Ces données, exportées en CSV, vont chez son comptable. Le bilan est bouclé en novembre, et Yannick part deux semaines au Maroc pour récupérer.
Les modèles d'email qui sauvent la vie
Pendant la haute saison, Yannick n'a pas le temps de rédiger des emails personnalisés. Ses modèles d'email avec champs de fusion lui permettent en deux taps d'envoyer une facture à un restaurant avec : « Bonjour {nom du chef}, vous trouverez ci-joint la facture {numéro} pour la livraison du {date}, d'un montant de {montant TTC}. Règlement attendu sous {délai}. Pour payer immédiatement : {lien}. Belle journée et merci pour votre fidélité. Yannick. »
Tous les champs entre accolades se remplissent automatiquement. Gain de temps estimé : 3 minutes par facture, soit environ 4 heures sur la saison.
L'éditeur de modèle personnalisé
Le modèle « Glacier Saint-Malo » de Yannick a une bannière haute avec son logo (un cône de glace stylisé en forme de remparts), un encadré gourmand en bas avec la mention « Glaces artisanales — fabriqué à Saint-Malo intra-muros », et une couleur dominante bleu marine rappelant la baie. Il l'a configuré en 25 minutes le premier soir, et il ne l'a plus jamais retouché depuis.

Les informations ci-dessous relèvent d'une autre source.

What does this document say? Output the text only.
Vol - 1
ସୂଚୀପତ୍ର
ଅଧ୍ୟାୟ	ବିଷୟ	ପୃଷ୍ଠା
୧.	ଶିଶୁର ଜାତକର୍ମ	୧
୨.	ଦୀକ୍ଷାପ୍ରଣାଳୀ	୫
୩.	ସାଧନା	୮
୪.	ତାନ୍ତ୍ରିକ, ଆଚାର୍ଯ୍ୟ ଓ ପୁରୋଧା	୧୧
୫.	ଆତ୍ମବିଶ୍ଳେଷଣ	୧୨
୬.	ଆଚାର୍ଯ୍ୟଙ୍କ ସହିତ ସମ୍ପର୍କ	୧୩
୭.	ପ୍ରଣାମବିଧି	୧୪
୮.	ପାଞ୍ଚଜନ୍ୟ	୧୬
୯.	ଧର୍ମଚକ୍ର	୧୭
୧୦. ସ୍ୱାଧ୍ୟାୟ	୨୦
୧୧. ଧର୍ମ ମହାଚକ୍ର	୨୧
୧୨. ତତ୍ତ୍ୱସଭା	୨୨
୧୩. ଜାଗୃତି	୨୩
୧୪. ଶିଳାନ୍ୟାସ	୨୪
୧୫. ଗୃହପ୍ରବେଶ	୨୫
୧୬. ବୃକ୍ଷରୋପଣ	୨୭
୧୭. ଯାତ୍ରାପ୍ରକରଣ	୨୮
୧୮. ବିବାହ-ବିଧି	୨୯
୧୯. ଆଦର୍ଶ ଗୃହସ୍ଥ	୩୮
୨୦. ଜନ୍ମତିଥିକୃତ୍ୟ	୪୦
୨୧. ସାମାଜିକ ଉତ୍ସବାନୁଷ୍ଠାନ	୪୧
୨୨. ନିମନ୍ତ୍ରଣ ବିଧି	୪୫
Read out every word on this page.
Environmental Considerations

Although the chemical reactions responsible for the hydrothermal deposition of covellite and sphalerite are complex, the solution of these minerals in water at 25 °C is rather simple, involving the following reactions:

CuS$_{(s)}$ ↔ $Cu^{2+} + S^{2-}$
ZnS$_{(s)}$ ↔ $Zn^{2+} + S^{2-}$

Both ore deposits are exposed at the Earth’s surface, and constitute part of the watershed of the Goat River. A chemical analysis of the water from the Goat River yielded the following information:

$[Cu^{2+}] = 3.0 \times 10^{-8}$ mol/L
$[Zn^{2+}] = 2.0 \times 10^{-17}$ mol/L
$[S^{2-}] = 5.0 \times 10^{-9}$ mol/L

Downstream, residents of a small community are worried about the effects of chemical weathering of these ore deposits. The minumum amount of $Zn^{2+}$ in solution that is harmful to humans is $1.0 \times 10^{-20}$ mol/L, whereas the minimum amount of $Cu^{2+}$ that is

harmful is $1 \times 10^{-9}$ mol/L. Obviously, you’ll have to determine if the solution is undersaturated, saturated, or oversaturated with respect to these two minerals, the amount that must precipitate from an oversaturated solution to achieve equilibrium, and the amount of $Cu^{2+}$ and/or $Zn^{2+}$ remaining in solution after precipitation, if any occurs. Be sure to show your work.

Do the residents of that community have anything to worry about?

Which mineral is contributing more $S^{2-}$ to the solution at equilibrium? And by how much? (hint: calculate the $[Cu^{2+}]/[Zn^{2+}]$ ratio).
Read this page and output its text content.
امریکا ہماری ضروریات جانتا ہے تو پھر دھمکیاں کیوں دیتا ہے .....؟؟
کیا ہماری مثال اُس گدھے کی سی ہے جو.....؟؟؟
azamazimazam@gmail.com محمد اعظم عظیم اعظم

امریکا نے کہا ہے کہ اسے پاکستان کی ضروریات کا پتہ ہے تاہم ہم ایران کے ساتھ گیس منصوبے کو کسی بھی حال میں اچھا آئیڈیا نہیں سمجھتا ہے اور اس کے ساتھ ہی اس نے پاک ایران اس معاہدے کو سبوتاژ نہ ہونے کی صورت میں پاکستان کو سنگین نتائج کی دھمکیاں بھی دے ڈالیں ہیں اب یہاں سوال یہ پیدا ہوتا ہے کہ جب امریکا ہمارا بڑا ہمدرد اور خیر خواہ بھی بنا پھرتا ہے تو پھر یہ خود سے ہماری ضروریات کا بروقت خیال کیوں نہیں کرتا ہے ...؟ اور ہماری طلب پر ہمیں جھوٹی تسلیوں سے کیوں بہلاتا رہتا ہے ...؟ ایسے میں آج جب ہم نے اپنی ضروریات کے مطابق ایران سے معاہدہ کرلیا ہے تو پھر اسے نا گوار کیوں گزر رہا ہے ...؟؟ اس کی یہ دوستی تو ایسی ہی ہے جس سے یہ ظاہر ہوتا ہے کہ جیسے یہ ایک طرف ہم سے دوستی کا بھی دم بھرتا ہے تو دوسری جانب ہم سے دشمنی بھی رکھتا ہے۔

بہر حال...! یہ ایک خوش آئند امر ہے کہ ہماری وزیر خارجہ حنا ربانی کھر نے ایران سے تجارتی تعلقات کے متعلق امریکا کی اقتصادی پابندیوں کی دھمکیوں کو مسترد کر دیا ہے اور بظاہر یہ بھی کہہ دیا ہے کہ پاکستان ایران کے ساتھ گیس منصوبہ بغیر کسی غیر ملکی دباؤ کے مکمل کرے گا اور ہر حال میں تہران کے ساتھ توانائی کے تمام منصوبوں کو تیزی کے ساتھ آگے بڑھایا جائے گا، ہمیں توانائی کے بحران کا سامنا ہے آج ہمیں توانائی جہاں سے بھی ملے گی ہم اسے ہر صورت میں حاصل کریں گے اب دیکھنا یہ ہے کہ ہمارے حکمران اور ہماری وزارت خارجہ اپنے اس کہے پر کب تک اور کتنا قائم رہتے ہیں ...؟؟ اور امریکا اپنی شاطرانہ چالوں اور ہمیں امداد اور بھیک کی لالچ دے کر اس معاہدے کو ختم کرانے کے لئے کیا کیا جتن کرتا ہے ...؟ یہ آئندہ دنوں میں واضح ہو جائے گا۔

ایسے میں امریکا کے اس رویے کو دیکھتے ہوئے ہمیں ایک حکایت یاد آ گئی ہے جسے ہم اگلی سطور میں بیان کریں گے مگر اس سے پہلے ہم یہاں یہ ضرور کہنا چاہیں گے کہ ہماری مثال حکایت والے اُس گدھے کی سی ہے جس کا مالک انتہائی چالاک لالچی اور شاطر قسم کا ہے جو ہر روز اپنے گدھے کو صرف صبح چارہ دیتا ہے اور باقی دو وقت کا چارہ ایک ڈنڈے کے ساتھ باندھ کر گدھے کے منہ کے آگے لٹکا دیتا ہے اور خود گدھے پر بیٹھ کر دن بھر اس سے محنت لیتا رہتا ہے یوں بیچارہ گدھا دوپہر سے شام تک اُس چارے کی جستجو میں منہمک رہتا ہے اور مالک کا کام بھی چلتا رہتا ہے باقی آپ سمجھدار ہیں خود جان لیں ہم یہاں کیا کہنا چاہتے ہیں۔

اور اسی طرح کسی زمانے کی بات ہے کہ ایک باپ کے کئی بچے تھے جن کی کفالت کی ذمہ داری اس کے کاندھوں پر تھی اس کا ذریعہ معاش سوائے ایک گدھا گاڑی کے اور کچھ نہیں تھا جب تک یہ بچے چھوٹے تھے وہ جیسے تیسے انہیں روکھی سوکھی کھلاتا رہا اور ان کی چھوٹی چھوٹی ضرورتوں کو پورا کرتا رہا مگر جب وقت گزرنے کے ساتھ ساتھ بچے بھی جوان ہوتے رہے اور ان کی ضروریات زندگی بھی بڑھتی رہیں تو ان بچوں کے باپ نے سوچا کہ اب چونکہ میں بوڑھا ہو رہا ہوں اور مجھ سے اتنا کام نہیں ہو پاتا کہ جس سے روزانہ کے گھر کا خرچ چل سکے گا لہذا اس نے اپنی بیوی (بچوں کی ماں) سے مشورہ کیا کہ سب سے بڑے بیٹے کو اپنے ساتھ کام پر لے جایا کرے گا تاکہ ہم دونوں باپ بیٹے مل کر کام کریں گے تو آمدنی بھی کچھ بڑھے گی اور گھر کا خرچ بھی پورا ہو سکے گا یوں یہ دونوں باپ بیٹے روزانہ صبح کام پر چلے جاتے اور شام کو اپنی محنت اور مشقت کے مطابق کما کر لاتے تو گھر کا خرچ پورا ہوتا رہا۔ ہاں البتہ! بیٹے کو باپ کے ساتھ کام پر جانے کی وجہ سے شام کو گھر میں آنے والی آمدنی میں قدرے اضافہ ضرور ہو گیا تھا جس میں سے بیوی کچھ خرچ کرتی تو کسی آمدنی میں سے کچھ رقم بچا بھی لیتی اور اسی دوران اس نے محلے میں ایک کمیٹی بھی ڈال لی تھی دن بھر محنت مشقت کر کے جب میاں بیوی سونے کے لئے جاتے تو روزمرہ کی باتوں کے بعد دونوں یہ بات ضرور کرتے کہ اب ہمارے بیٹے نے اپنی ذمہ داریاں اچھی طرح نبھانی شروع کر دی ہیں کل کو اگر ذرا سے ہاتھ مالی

Ce qu'il dirait à un autre saisonnier
« Choisissez un outil qui ne vous fait pas payer le mois où vous êtes fermé. Choisissez un outil qui marche sur votre téléphone, parce qu'un saisonnier n'a jamais le temps d'ouvrir un ordinateur en pleine saison. Et choisissez un outil qui gère plusieurs taux de TVA, parce que dès que vous ajoutez un café gourmand à votre carte, vous changez de fiscalité. »
Et la suite ?
Saison 2026 commencée mi-avril. Yannick teste un nouveau parfum sarrasin-miel-camomille, et il envisage d'ouvrir un deuxième point de vente saisonnier à Dinard l'été 2027. Si ça se fait, il créera un deuxième profil dans InvoiceFlow avec sa propre comptabilité, son propre tableau de bord, son propre modèle. Multi-profil, c'est gratuit dans l'app. C'est ce qui a définitivement convaincu Yannick.